You don’t need extreme diets or grueling workout routines to boost your well-being. Enter the “20-5-3 rule” — a research-backed formula to improve mental and physical health through time spent outdoors. Developed by neuroscientist Rachel Hopman of Northeastern University, this method emphasizes small, manageable steps that can lead to big rewards.
20 minutes, three times a week
The first step is to get out in nature for 20 minutes at least three times a week. Research from the University of Michigan shows this is the sweet spot for lowering cortisol, your body’s primary stress hormone. Better yet, you don’t need to sweat it out — just sit or stroll in a natural setting, soaking up sunlight and greenery.

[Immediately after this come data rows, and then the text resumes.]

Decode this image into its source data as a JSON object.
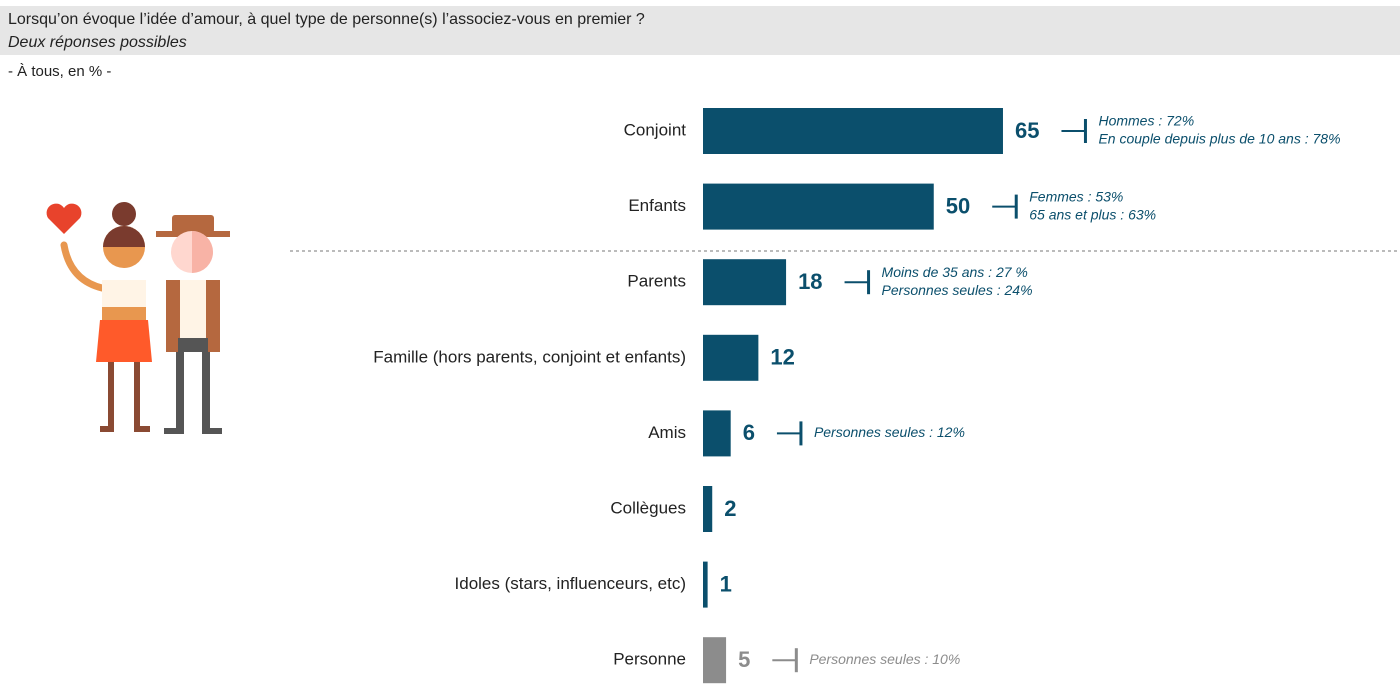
{
  "chart_data": {
    "type": "bar",
    "title": "Lorsqu’on évoque l’idée d’amour, à quel type de personne(s) l’associez-vous en premier ?",
    "subtitle": "Deux réponses possibles",
    "note": "- À tous, en % -",
    "categories": [
      "Conjoint",
      "Enfants",
      "Parents",
      "Famille (hors parents, conjoint et enfants)",
      "Amis",
      "Collègues",
      "Idoles (stars, influenceurs, etc)",
      "Personne"
    ],
    "values": [
      65,
      50,
      18,
      12,
      6,
      2,
      1,
      5
    ],
    "colors": [
      "#0b4f6c",
      "#0b4f6c",
      "#0b4f6c",
      "#0b4f6c",
      "#0b4f6c",
      "#0b4f6c",
      "#0b4f6c",
      "#8c8c8c"
    ],
    "annotations": [
      [
        "Hommes : 72%",
        "En couple depuis plus de 10 ans : 78%"
      ],
      [
        "Femmes : 53%",
        "65 ans et plus : 63%"
      ],
      [
        "Moins de 35 ans : 27 %",
        "Personnes seules : 24%"
      ],
      [],
      [
        "Personnes seules : 12%"
      ],
      [],
      [],
      [
        "Personnes seules : 10%"
      ]
    ]
  }
}
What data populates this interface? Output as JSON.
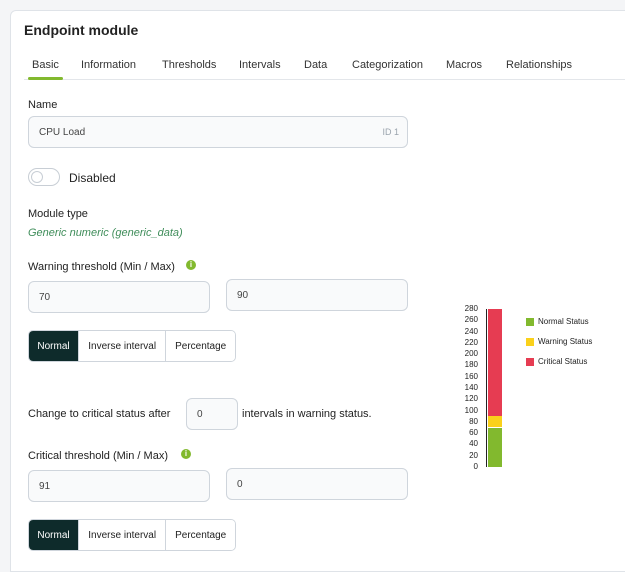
{
  "panel": {
    "title": "Endpoint module"
  },
  "tabs": [
    {
      "label": "Basic",
      "active": true
    },
    {
      "label": "Information"
    },
    {
      "label": "Thresholds"
    },
    {
      "label": "Intervals"
    },
    {
      "label": "Data"
    },
    {
      "label": "Categorization"
    },
    {
      "label": "Macros"
    },
    {
      "label": "Relationships"
    }
  ],
  "form": {
    "name_label": "Name",
    "name_value": "CPU Load",
    "name_id": "ID 1",
    "disabled_label": "Disabled",
    "disabled": false,
    "module_type_label": "Module type",
    "module_type_value": "Generic numeric (generic_data)",
    "warning": {
      "label": "Warning threshold (Min / Max)",
      "min": "70",
      "max": "90",
      "modes": [
        "Normal",
        "Inverse interval",
        "Percentage"
      ],
      "selected_mode": "Normal"
    },
    "critical_change": {
      "before": "Change to critical status after",
      "value": "0",
      "after": "intervals in warning status."
    },
    "critical": {
      "label": "Critical threshold (Min / Max)",
      "min": "91",
      "max": "0",
      "modes": [
        "Normal",
        "Inverse interval",
        "Percentage"
      ],
      "selected_mode": "Normal"
    }
  },
  "colors": {
    "normal": "#82b92e",
    "warning": "#fad11b",
    "critical": "#e63c52",
    "accent": "#82b92e",
    "selected_button": "#0e2b2b"
  },
  "chart_data": {
    "type": "bar",
    "ylim": [
      0,
      280
    ],
    "yticks": [
      "280",
      "260",
      "240",
      "220",
      "200",
      "180",
      "160",
      "140",
      "120",
      "100",
      "80",
      "60",
      "40",
      "20",
      "0"
    ],
    "segments": [
      {
        "name": "Normal Status",
        "from": 0,
        "to": 70,
        "color": "#82b92e"
      },
      {
        "name": "Warning Status",
        "from": 70,
        "to": 90,
        "color": "#fad11b"
      },
      {
        "name": "Critical Status",
        "from": 90,
        "to": 280,
        "color": "#e63c52"
      }
    ],
    "legend": [
      "Normal Status",
      "Warning Status",
      "Critical Status"
    ]
  }
}
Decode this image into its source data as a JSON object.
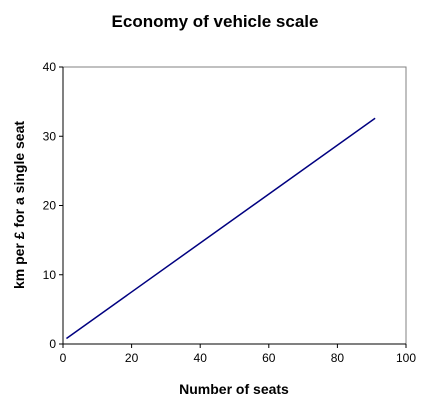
{
  "chart_data": {
    "type": "line",
    "title": "Economy of vehicle scale",
    "xlabel": "Number of seats",
    "ylabel": "km per £ for a single seat",
    "xlim": [
      0,
      100
    ],
    "ylim": [
      0,
      40
    ],
    "xticks": [
      0,
      20,
      40,
      60,
      80,
      100
    ],
    "yticks": [
      0,
      10,
      20,
      30,
      40
    ],
    "grid": false,
    "legend": "none",
    "series": [
      {
        "color": "#000080",
        "x": [
          1,
          91
        ],
        "y": [
          0.8,
          32.6
        ]
      }
    ]
  }
}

However, Dr. MaryCarol Hunter, lead author of the Michigan study, emphasizes the importance of disconnecting during these moments. Avoid “aerobic exercise, and avoid the use of social media, internet, phone calls, conversations and reading,” she said Think of it as a mini escape, designed to reset your stress levels and help you feel grounded.
Five hours monthly
For an even deeper mental reset, aim for five hours a month in semiwild spaces, such as state parks. Hopman explained to Men’s Health these environments provide heightened relaxation compared to city parks. Finnish researchers agree, finding wilder settings, with their organic “chaos,” help replenish cognitive resources and foster a sense of calm.
3 days annually
Finally, immerse yourself in nature for three days annually. Prolonged exposure to wild landscapes activates alpha brain waves — those linked to meditation, creativity and deep relaxation, Men’s Health reported. Studies even show profound benefits for mental health: a four-day wilderness trip can reduce PTSD symptoms by 29% and stress by 21%, with effects lingering for weeks afterward.